Gonzalez-Calero Laura, Martin-Lorenzo Marta, Ramos-Barron Angeles, Ruiz-Criado Jorge, Maroto Aroa S, Ortiz Alberto, Gomez-Alamillo Carlos, Arias Manuel, Vivanco Fernando, Alvarez-Llamas Gloria

机构信息

Department of Immunology, IIS-Fundacion Jimenez Diaz-UAM, REDinREN, Madrid, Spain.

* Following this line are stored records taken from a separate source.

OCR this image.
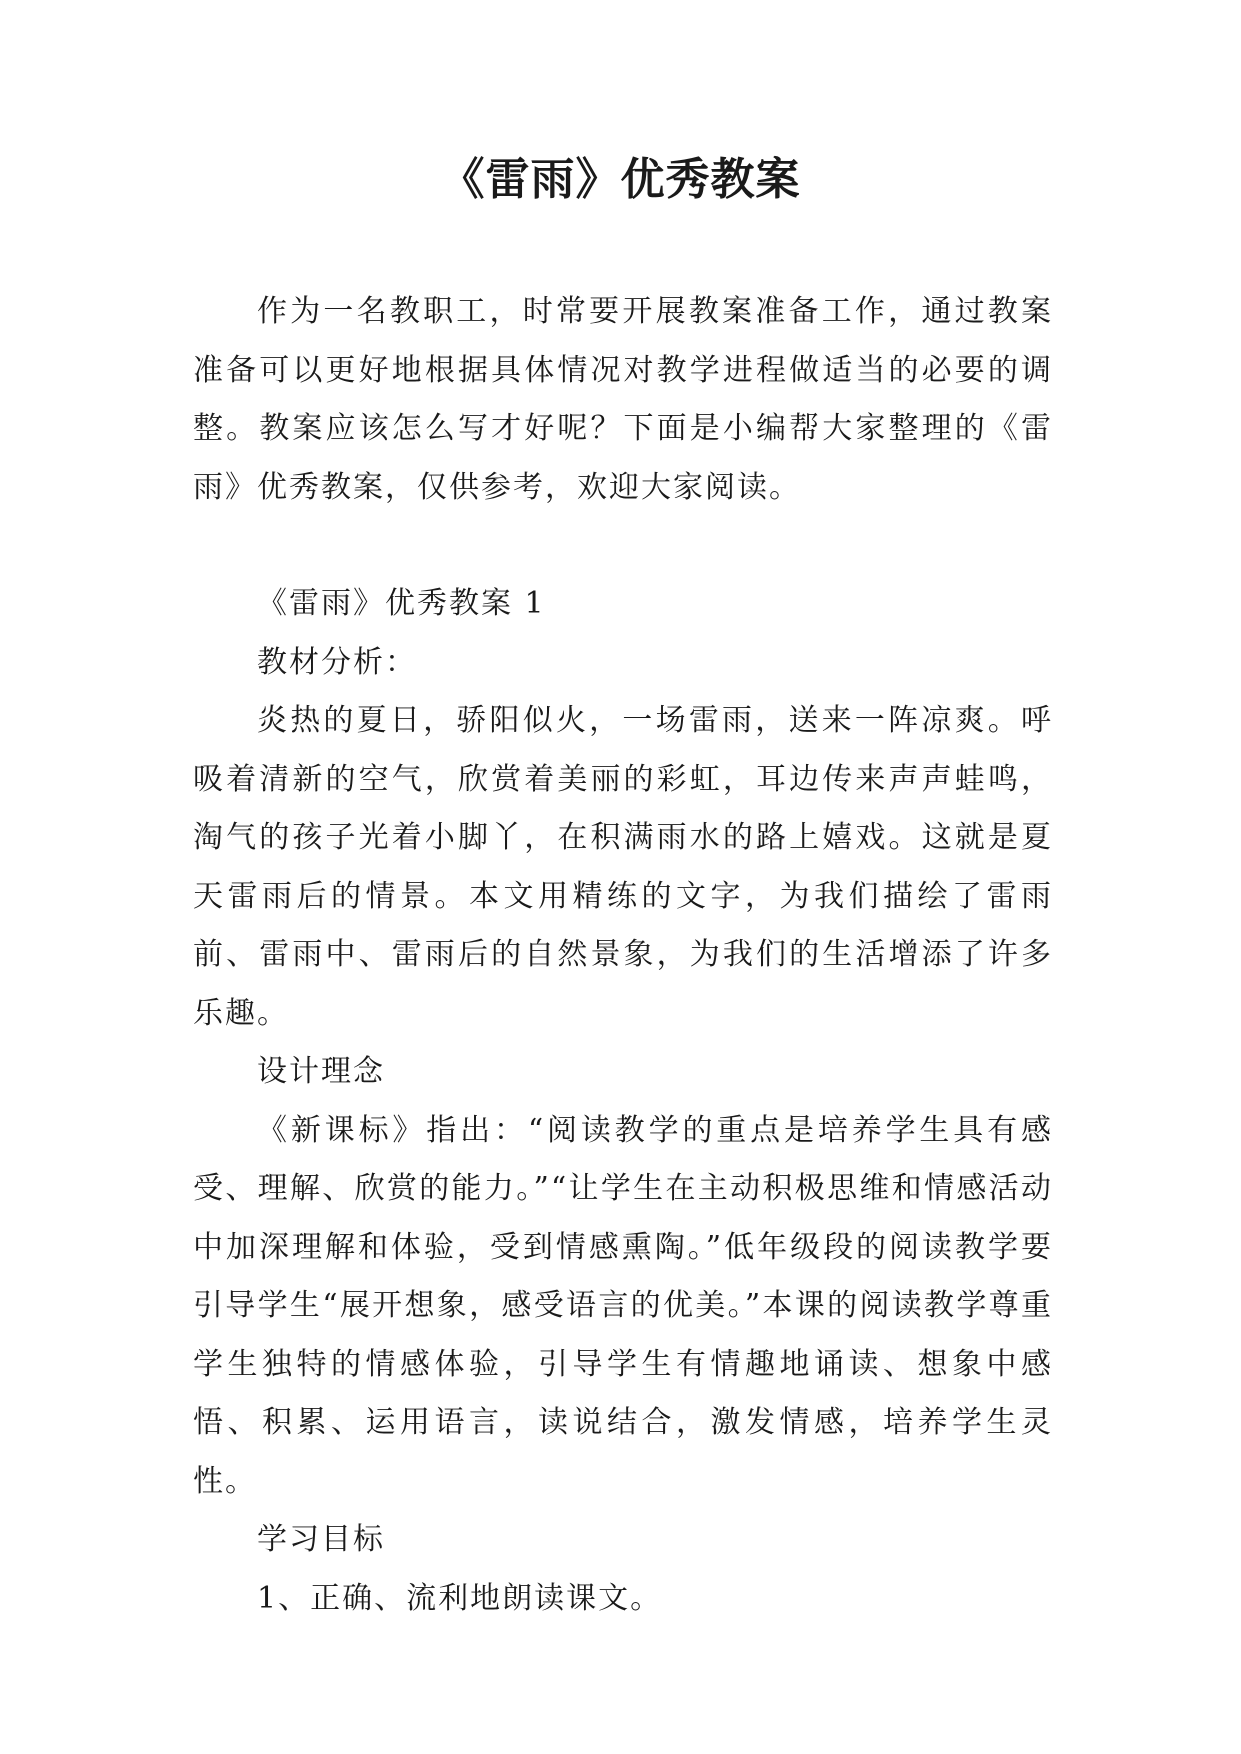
《雷雨》优秀教案

作为一名教职工，时常要开展教案准备工作，通过教案准备可以更好地根据具体情况对教学进程做适当的必要的调整。教案应该怎么写才好呢？下面是小编帮大家整理的《雷雨》优秀教案，仅供参考，欢迎大家阅读。

《雷雨》优秀教案 1

教材分析：

炎热的夏日，骄阳似火，一场雷雨，送来一阵凉爽。呼吸着清新的空气，欣赏着美丽的彩虹，耳边传来声声蛙鸣，淘气的孩子光着小脚丫，在积满雨水的路上嬉戏。这就是夏天雷雨后的情景。本文用精练的文字，为我们描绘了雷雨前、雷雨中、雷雨后的自然景象，为我们的生活增添了许多乐趣。

设计理念

《新课标》指出：“阅读教学的重点是培养学生具有感受、理解、欣赏的能力。”“让学生在主动积极思维和情感活动中加深理解和体验，受到情感熏陶。”低年级段的阅读教学要引导学生“展开想象，感受语言的优美。”本课的阅读教学尊重学生独特的情感体验，引导学生有情趣地诵读、想象中感悟、积累、运用语言，读说结合，激发情感，培养学生灵性。

学习目标

1、正确、流利地朗读课文。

Nephrology Department, Valdecilla Hospital, University of Cantabria, Instituto de Formación e Investigación Marqués de Valdecilla, IDIVAL, Santander, Cantabria, Spain.

出版信息

Sci Rep. 2016 Jan 21;6:19667. doi: 10.1038/srep19667.

Abstract

Implementation of therapy for acute kidney injury (AKI) depends on successful prediction of individual patient prognosis. Clinical markers as serum creatinine (sCr) have limitations in sensitivity and early response. The aim of the study was to identify novel molecules in urine which show altered levels in response to AKI and investigate their value as predictors of recovery. Changes in the urinary proteome were here investigated in a cohort of 88 subjects (55 AKI patients and 33 healthy donors) grouped in discovery and validation independent cohorts. Patients' urine was collected at three time points: within the first 48 h after diagnosis(T1), at 7 days of follow-up(T2) and at discharge of Nephrology(T3). Differential gel electrophoresis was performed and data were confirmed by Western blot (WB), liquid chromatography/mass spectrometry (LC-MS/MS) and enzyme-linked immunosorbent assay (ELISA). Retinol binding protein 4 (RBP4) and kininogen-1 (KNG1) were found significantly altered following AKI. RBP4 increased at T1, and progressively decreased towards normalization. Maintained decrease was observed for KNG1 from T1. Individual patient response along time revealed RBP4 responds to recovery earlier than sCr. In conclusion, KNG1 and RBP4 respond to AKI. By monitoring RBP4, patient's recovery can be anticipated pointing to a role of RBP4 in prognosis evaluation.

摘要

急性肾损伤(AKI)治疗方案的实施取决于对个体患者预后的成功预测。血清肌酐(sCr)等临床标志物在敏感性和早期反应方面存在局限性。本研究的目的是鉴定尿液中的新型分子,这些分子在AKI时水平会发生改变,并研究它们作为恢复预测指标的价值。本研究在一个由88名受试者(55名AKI患者和33名健康供体)组成的队列中,对发现队列和验证队列中尿液蛋白质组的变化进行了研究。在三个时间点收集患者尿液:诊断后48小时内(T1)、随访7天时(T2)和肾病科出院时(T3)。进行了差异凝胶电泳,并通过蛋白质免疫印迹(WB)、液相色谱/质谱联用(LC-MS/MS)和酶联免疫吸附测定(ELISA)对数据进行了确认。发现视黄醇结合蛋白4(RBP4)和激肽原-1(KNG1)在AKI后有显著变化。RBP4在T1时升高,并逐渐下降至正常水平。从T1开始观察到KNG1持续下降。个体患者随时间的反应显示,RBP4比sCr更早对恢复做出反应。总之,KNG1和RBP4对AKI有反应。通过监测RBP4,可以预测患者的恢复情况,这表明RBP4在预后评估中发挥作用。